A new initiative announced by the Food and Drug Administration could be the start of marked improvements in the way recalls are initiated and how consumers are kept safe from foodborne illness.
Today, the safety organization announced a partnership with Agilent Technologies and the University of California-Davis that aims to compile the various gene sequences of bacteria into one easily accessible place. This database would be available to the public and would act as a repository for the genetic information of 100,000 different types of bacteria. The name of the initiative is The 100k Genome Project.
The goals of this directive are threefold, as explained by the director of the Office of Regulatory Science, which is itself part of the the FDA’s Center for Food Safety and Applied Nutrition. First, easy access to this sort of database would allow researchers and scientists to create revolutionary tests that would potentially take just a matter of hours to determine what kind of bacterial strain is present in a contaminated food source.
Second, investigators could use the information from the database to better identify the source of a bacterial outbreak, which could in turn help ensure that corrective action is taken immediately and a similar danger doesn’t present itself ever again. Using samples taken from an infected individual’s system, comparisons can be made between outbreaks to determine what food posed the contamination and thus put regulators into action right away.
Finally, because the database will be readily available to persons across the world, all sorts of different groups will be able to utilize it to come up with prevention strategies. This open flow of information could also lead to a host of other benefits that might not have even been thought up yet. Ease of access is thus one of the standout virtues of the database.
We do have to wait a some time before we can truly reap the benefits of this initiative. It will be five years before the sequencing will be completed. This process will take place at UC Davis, and once complete, the information will be placed in the public database of the National Center for Biotechnology Information, a part of the National Institutes of Health.
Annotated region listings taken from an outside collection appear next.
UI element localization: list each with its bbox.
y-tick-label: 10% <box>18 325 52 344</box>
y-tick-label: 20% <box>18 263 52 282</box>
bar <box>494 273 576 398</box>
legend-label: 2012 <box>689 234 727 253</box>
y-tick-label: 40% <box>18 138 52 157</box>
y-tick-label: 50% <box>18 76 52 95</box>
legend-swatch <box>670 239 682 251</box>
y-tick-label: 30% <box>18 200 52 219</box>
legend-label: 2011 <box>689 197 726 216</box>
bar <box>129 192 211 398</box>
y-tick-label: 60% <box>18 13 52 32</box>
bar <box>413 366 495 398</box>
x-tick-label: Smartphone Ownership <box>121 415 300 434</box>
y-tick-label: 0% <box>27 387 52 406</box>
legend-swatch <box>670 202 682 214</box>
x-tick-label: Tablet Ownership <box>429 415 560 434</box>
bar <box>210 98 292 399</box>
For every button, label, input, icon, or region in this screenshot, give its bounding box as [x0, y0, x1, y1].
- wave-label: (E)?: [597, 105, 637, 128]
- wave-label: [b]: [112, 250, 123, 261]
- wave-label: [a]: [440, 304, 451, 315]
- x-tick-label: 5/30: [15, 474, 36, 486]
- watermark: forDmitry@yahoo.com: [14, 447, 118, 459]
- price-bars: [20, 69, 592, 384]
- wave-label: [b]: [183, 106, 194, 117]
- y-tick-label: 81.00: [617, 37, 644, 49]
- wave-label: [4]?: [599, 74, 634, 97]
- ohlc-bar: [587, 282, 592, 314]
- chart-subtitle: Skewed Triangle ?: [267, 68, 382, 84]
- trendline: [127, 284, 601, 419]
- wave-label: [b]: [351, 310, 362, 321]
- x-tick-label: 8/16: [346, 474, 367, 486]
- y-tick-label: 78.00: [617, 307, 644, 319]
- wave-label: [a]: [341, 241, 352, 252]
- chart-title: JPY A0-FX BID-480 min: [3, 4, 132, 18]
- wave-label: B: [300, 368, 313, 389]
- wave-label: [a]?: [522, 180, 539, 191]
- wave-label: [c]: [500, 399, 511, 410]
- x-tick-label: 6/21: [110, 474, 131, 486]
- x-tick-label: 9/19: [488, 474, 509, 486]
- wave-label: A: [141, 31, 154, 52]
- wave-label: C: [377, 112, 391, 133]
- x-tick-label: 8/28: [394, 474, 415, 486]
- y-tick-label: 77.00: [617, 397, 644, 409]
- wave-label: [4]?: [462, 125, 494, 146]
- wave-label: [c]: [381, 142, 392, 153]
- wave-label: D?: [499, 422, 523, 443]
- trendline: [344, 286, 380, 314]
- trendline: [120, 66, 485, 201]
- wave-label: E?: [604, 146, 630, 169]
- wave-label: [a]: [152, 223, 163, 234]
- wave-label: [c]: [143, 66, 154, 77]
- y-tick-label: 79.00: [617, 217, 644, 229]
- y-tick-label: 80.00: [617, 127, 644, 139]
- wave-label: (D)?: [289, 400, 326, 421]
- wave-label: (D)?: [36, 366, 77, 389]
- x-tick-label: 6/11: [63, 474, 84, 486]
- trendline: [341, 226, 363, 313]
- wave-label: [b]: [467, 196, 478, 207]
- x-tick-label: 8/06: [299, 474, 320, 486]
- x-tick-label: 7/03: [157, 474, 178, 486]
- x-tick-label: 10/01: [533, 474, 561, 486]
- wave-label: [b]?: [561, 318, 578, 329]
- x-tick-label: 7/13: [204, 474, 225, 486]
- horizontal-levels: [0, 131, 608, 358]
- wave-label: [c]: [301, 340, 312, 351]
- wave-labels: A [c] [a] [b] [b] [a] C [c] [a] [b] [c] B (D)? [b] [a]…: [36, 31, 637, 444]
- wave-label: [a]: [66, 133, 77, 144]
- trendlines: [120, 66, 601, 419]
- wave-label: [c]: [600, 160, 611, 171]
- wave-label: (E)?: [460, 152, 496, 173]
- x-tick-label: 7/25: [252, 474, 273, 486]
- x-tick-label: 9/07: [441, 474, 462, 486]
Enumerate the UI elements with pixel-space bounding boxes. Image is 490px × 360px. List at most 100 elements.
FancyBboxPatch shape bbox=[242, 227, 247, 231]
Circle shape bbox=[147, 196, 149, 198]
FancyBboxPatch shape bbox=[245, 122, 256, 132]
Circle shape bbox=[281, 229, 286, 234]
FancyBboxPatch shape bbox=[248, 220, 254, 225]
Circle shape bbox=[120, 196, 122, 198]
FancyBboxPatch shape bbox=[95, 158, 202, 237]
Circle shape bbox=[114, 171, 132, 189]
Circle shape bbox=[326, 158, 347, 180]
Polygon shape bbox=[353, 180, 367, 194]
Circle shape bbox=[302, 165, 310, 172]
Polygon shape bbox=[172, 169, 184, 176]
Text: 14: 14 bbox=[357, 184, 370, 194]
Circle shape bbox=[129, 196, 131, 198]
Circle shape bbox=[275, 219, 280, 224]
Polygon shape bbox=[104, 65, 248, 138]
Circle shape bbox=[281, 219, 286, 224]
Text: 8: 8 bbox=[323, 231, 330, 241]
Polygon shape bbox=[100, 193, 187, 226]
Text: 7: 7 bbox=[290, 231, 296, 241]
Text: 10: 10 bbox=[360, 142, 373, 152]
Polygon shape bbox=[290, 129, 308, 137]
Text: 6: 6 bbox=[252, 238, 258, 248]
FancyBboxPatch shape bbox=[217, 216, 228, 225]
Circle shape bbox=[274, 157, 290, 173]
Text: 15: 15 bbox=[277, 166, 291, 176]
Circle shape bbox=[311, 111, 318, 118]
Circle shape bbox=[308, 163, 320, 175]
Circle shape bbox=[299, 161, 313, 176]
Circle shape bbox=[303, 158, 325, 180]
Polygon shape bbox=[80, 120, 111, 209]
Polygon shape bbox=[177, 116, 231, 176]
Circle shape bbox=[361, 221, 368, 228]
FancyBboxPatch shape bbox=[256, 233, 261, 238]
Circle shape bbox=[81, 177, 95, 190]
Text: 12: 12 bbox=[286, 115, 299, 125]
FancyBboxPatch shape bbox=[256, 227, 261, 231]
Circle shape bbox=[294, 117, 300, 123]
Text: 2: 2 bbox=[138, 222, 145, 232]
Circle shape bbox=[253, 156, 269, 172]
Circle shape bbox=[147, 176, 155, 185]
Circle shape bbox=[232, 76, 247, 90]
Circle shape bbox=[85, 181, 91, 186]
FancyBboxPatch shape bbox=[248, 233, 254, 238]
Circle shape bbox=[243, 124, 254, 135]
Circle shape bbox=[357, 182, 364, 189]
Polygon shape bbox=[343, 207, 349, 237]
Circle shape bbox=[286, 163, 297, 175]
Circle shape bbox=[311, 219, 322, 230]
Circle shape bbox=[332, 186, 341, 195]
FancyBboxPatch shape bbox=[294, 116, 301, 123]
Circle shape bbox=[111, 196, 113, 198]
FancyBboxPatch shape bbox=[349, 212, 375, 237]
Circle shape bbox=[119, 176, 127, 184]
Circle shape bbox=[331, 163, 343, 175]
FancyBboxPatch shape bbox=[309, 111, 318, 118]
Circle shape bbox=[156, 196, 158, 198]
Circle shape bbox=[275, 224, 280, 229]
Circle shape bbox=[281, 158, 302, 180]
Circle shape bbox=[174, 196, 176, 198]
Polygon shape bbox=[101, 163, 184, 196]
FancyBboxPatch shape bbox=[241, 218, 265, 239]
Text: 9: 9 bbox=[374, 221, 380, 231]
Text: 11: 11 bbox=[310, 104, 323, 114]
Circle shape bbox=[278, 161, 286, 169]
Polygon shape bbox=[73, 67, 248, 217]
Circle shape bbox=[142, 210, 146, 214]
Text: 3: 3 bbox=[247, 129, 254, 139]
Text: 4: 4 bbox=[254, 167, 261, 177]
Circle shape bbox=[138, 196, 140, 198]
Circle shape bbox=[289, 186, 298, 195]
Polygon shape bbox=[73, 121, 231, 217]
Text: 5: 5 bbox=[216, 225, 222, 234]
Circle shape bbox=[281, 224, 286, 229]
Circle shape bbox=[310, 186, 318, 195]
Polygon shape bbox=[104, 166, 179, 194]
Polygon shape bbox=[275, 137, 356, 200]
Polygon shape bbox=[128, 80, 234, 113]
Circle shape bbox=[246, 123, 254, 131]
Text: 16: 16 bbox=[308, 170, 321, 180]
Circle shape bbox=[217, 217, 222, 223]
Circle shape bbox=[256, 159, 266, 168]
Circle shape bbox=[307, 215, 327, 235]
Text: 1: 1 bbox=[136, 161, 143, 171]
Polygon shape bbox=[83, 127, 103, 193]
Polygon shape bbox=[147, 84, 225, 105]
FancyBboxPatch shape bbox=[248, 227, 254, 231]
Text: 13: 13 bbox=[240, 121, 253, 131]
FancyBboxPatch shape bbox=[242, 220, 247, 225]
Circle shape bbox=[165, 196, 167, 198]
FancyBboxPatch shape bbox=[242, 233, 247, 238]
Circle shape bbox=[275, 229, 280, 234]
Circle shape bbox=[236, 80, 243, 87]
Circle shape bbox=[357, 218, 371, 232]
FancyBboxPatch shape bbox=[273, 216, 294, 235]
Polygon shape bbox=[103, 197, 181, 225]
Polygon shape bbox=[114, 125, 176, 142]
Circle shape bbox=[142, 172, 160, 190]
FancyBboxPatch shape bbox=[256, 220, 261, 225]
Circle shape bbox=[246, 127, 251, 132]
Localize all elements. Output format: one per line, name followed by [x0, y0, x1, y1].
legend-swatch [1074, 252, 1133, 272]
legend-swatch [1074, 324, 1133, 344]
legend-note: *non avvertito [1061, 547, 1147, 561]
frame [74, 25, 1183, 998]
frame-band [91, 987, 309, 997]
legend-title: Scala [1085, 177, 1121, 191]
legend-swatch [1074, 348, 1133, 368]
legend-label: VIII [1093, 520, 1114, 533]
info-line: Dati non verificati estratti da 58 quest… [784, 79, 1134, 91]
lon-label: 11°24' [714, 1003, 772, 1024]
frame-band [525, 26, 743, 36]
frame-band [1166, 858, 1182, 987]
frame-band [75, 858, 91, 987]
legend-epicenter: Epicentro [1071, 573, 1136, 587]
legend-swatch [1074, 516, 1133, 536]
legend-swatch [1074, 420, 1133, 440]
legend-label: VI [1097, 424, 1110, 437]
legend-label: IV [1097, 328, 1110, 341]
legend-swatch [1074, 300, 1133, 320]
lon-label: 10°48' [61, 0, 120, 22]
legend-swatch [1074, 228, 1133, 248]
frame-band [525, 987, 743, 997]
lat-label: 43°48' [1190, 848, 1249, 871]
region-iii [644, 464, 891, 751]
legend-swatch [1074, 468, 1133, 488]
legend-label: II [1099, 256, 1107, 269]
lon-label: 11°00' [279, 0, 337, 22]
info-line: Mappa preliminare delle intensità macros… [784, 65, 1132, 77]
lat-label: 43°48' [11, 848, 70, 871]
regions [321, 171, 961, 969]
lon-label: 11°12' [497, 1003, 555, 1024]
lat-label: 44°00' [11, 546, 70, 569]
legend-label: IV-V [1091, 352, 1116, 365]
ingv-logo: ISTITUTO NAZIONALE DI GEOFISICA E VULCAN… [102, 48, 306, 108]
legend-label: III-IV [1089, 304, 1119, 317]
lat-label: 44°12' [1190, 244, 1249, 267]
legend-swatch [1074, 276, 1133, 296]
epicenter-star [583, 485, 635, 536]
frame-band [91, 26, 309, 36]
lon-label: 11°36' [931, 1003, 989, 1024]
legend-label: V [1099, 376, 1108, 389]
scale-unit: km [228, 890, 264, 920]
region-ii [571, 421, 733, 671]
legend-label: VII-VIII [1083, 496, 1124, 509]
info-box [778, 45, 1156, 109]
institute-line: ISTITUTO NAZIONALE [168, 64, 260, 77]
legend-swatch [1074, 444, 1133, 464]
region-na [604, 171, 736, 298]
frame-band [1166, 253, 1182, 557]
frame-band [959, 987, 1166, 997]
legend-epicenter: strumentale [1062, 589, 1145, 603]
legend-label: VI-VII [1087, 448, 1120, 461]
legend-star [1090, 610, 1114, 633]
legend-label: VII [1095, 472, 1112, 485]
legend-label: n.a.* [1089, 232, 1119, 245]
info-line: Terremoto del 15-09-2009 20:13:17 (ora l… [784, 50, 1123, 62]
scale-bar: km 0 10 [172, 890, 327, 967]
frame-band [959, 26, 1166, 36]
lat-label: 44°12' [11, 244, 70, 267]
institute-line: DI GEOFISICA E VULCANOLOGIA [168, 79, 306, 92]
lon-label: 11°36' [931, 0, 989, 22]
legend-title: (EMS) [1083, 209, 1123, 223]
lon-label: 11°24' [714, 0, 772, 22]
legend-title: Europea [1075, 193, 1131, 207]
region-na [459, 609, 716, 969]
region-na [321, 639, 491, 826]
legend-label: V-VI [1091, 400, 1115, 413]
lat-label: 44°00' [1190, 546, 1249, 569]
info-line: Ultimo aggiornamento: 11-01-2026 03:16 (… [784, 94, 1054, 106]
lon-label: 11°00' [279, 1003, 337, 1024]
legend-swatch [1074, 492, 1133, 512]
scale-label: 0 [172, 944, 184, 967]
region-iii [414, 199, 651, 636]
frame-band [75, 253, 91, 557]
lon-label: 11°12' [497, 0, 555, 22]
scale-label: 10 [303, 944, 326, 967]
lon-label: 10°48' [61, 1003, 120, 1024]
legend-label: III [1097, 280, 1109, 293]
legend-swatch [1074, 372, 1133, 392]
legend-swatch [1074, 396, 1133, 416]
The Centers for Disease Control and the Food Safety and Inspection Service have also pledged to help with the initiative.
Listeria, salmonella, and E. coli are sadly still prevalent across the country. What’s worse, they don’t remain static, but continue to evolve. With CDC estimates placing the number of infections incurred by Americans from food at 48 million per year, it’s clear that drastic action has become necessary to preserve public safety and improve recall efforts. The FDA hopes that this effort can be that drastic action, helping researchers better study bacteria so that foodborne illness can be stopped before it starts.